Le PSG s'est imposé 4 buts à 2 en finale de la coupe de France fasse à l'OM. Les Marseillais auront fait illusion une mi-temps avant de sombrer. Ibrahimovic a clôturé son histoire parisienne avec un nouveau doublé.

« On y croit » disait Thauvin à la mi-temps. C’était plutôt « j’y crois » tant il a été le seul Olympien à se mettre au diapason dans cette finale. Celle-ci démarre tambour battant avec une première frappe de Barrada aux 30 mètres mais le cadre se dérobe (1e). Les Parisiens enchainent à leur tour avec un décalage d’Ibra pour Matuidi qui frappe sur Mandanda (2e). Celui-ci se rattrape quelques secondes plus tard, Angel Di Maria centre d’un superbe extérieur du pied gauche. Matuidi vient couper au premier poteau et trompe Steve Mandanda (1-0, 2e). Les Olympiens avaient entamé le match assez haut et ce but est un coup de massue. Le bloc est plus bas pendant quelques minutes. Les coéquipiers de Benjamin Mendy vont se remettre dans le sens de la marche avec une succession de centres de l’arrière gauche marseillais mais aucun ne trouve preneur. Mais c’est par Florian Thauvin qui viendra l’égalisation marseillaise. Très en réussite en coupe de France, il reçoit un bon ballon de Fletcher, contourne Maxwell et sa frappe légèrement déviée trompe Sirigu (1-1, 12e).  Les supporters marseillais sont euphoriques. Mandanda manque de se faire surprendre par Manquillo sur une tête en retrait une minute plus tard. Le but permet aux Olympiens de faire remonter leur bloc et de gêner la relance parisienne. Thauvin manque l’occasion de doubler la mise avec une frappe trop enlevée (20e). Le match devient un combat au milieu de terrain et les quelques occasions des deux côtés manquent de tranchant. Fletcher ne peut que détourner un centre de Thauvin (32e), Ibrahimovic frappe et Thauvin sauve le but de la main sur un corner (34e). Les deux équipes tiennent jusqu’à la mi-temps et à ce moment-là, tous les espoirs sont permis pour les hommes de Franck Passi.

Le PSG accélère

Mais ces espoirs seront douchés dès le retour des vestiaires. Rekik et N’koulou ont l’air d’être restés aux vestiaires et les Parisiens en profitent.
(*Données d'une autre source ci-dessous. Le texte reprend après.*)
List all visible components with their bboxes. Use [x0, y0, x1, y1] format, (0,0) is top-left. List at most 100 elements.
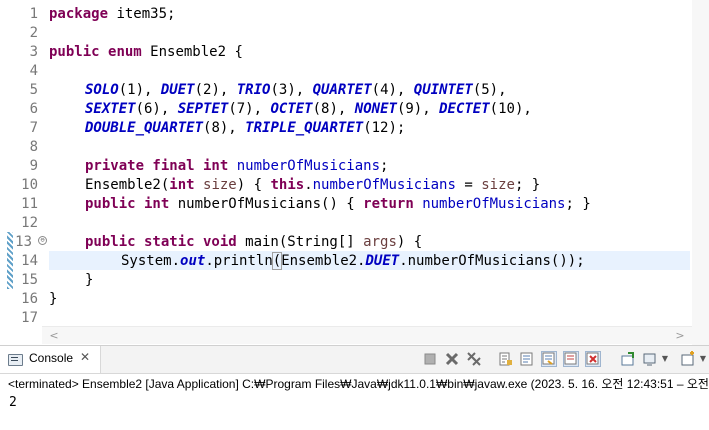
- scroll-left-icon[interactable]: <: [46, 327, 62, 344]
- code-text: (10),: [489, 101, 532, 117]
- code-text: (5),: [472, 82, 507, 98]
- field-name: numberOfMusicians: [236, 158, 381, 174]
- code-text: ; }: [565, 196, 591, 212]
- code-text: Ensemble2.: [281, 253, 366, 269]
- code-text: (2),: [194, 82, 237, 98]
- code-editor[interactable]: 1 2 3 4 5 6 7 8 9 10 11 12 13 14 15 16 1…: [0, 0, 709, 345]
- matching-bracket: (: [271, 252, 283, 270]
- line-number: 14: [21, 253, 38, 269]
- enum-constant: DUET: [160, 82, 195, 98]
- fold-collapse-icon[interactable]: ⊖: [38, 236, 47, 245]
- enum-constant: SOLO: [85, 82, 119, 98]
- enum-constant: QUINTET: [413, 82, 473, 98]
- console-tab-bar: Console ✕ ▼ ▼: [0, 346, 709, 374]
- line-number: 2: [29, 25, 38, 41]
- line-number: 1: [29, 6, 38, 22]
- code-text: (7),: [228, 101, 271, 117]
- code-line: private final int numberOfMusicians;: [85, 157, 388, 176]
- enum-constant: DUET: [365, 253, 400, 269]
- console-status-line: <terminated> Ensemble2 [Java Application…: [8, 377, 709, 391]
- code-line: SEXTET(6), SEPTET(7), OCTET(8), NONET(9)…: [85, 100, 532, 119]
- open-console-icon[interactable]: [680, 351, 696, 367]
- keyword: int: [169, 177, 195, 193]
- code-line: }: [49, 291, 58, 307]
- console-output[interactable]: 2: [9, 395, 17, 410]
- close-icon[interactable]: ✕: [80, 350, 90, 364]
- code-text: Ensemble2(: [85, 177, 170, 193]
- code-text: ;: [380, 158, 389, 174]
- code-text: (1),: [118, 82, 161, 98]
- keyword: package: [49, 6, 109, 22]
- tab-label: Console: [29, 351, 74, 365]
- parameter: size: [481, 177, 515, 193]
- enum-constant: QUARTET: [312, 82, 372, 98]
- line-number: 3: [29, 44, 38, 60]
- scroll-lock-icon[interactable]: [497, 351, 513, 367]
- code-text: ; }: [514, 177, 541, 193]
- clear-console-icon[interactable]: [585, 351, 601, 367]
- code-text: (3),: [270, 82, 313, 98]
- line-number: 10: [21, 177, 38, 193]
- line-number: 9: [29, 158, 38, 174]
- enum-constant: NONET: [354, 101, 397, 117]
- code-text: main(String[]: [236, 234, 364, 250]
- code-line: public enum Ensemble2 {: [49, 43, 243, 62]
- chevron-down-icon[interactable]: ▼: [660, 351, 670, 367]
- keyword: return: [363, 196, 414, 212]
- remove-launch-icon[interactable]: [444, 351, 460, 367]
- line-number: 12: [21, 215, 38, 231]
- keyword: enum: [108, 44, 142, 60]
- code-line: SOLO(1), DUET(2), TRIO(3), QUARTET(4), Q…: [85, 81, 507, 100]
- enum-constant: DOUBLE_QUARTET: [85, 120, 204, 136]
- display-selected-console-icon[interactable]: [642, 351, 658, 367]
- code-text: (12);: [363, 120, 406, 136]
- field-name: numberOfMusicians: [422, 196, 566, 212]
- vertical-scrollbar[interactable]: [692, 0, 709, 345]
- pin-console-icon[interactable]: [620, 351, 636, 367]
- enum-constant: SEPTET: [177, 101, 229, 117]
- tab-console[interactable]: Console ✕: [0, 346, 101, 373]
- code-text: (8),: [312, 101, 355, 117]
- code-text: (8),: [203, 120, 246, 136]
- chevron-down-icon[interactable]: ▼: [698, 351, 708, 367]
- code-line: DOUBLE_QUARTET(8), TRIPLE_QUARTET(12);: [85, 119, 405, 138]
- code-text: ) {: [396, 234, 423, 250]
- line-number: 17: [21, 310, 38, 326]
- code-text: ) {: [236, 177, 271, 193]
- line-number: 15: [21, 272, 38, 288]
- scroll-right-icon[interactable]: >: [672, 327, 688, 344]
- show-on-stdout-icon[interactable]: [541, 351, 557, 367]
- line-number: 7: [29, 120, 38, 136]
- line-number: 6: [29, 101, 38, 117]
- code-text: item35;: [108, 6, 176, 22]
- show-on-stderr-icon[interactable]: [563, 351, 579, 367]
- remove-all-terminated-icon[interactable]: [466, 351, 482, 367]
- code-line: System.out.println(Ensemble2.DUET.number…: [121, 252, 585, 271]
- code-text: (9),: [396, 101, 440, 117]
- code-area[interactable]: package item35; public enum Ensemble2 { …: [49, 0, 709, 328]
- parameter: args: [363, 234, 397, 250]
- code-line: package item35;: [49, 5, 175, 24]
- terminate-icon[interactable]: [422, 351, 438, 367]
- enum-constant: OCTET: [270, 101, 313, 117]
- line-number: 11: [21, 196, 38, 212]
- code-text: System.: [121, 253, 181, 269]
- horizontal-scrollbar[interactable]: < >: [42, 326, 692, 344]
- enum-constant: TRIO: [236, 82, 271, 98]
- code-text: .numberOfMusicians());: [399, 253, 585, 269]
- enum-constant: SEXTET: [85, 101, 136, 117]
- keyword: private final int: [85, 158, 229, 174]
- line-number: 16: [21, 291, 38, 307]
- code-line: Ensemble2(int size) { this.numberOfMusic…: [85, 176, 540, 195]
- keyword: public static void: [85, 234, 237, 250]
- code-line: public static void main(String[] args) {: [85, 233, 422, 252]
- code-line: }: [85, 272, 94, 288]
- field-name: numberOfMusicians: [312, 177, 456, 193]
- static-field: out: [180, 253, 206, 269]
- keyword: this: [270, 177, 305, 193]
- line-number-gutter: 1 2 3 4 5 6 7 8 9 10 11 12 13 14 15 16 1…: [7, 0, 42, 328]
- line-number: 13: [15, 234, 32, 250]
- word-wrap-icon[interactable]: [519, 351, 535, 367]
- code-text: =: [455, 177, 482, 193]
- line-number: 5: [29, 82, 38, 98]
Dès le coup d’envoi, Rabiot élimine Rekik et centre. Matuidi récupère le ballon dans la surface et provoque une faute de N’koulou.Clément Turpin, l’arbitre de la rencontre n’hésite pas une seconde et désigne le point de pénalty. L’inévitable Ibrahimovic trompe Mandanda d’un contre-pied parfait et redonne l’avantage au Paris Saint-Germain (2-1, 47e). Nouveau coup de massue d’entrée de mi-temps pour les Marseillais et seul Thauvin semble en mesure de sonner la révolte. D’abord en récupérant une balle dans la surface mais sa frappe est au-dessus (49e ). Puis il élimine Maxwell d’un petit pont et centre en retrait pour Fletcher qui ne cadre pas son plat du pied (51e). Enfin il lance Manquillo côté droit mais son centre est contré. Si le combat au milieu de terrain était serré en première mi-temps, les Marseillais vont disparaitre de la circulation. Et sur une perte de balle d’Isla, Ibrahimovic est servi à 20 mètres, il décale Cavani qui gagne son duel contre Mandanda (3-1, 57e). Le match est plié et les changements de Passi ne parviendront pas à relancer la machine. Matuidi vient même parachever la victoire des hommes de Laurent Blanc en lançant Ibrahimovic en profondeur, il prend de vitesse Rekik et trompe Mandanda d’un intérieur de pied (4-1, 82e) pour inscrire son 156e et dernier but avec le PSG. La réduction du score de Batshuayi à cause d’un mauvais arrêt de Sirigu ne changera rien (4-2, 87e). Ibrahimovic sera remplacé par Kurzawa et recevra une standing ovation du stade et de ses coéquipiers sur le banc de touche. Lucas manque le 5e but dans les arrêts de jeu en prenant de vitesse la défense centrale, il dépasse Mandanda mais ne parvient pas à cadrer sa frappe. Clément Turpin siffle la fin de la rencontre quelques instants après. Les Parisiens remportent la 10e coupe de France de l’histoire du club. Revenant à égalité au palmarès avec leurs adversaires du soir. Les Olympiens n’auront tenus qu’une mi-temps avant de sombrer et de se faire avaler par l’ogre Parisien qui s’offre un deuxième triplé en deux ans.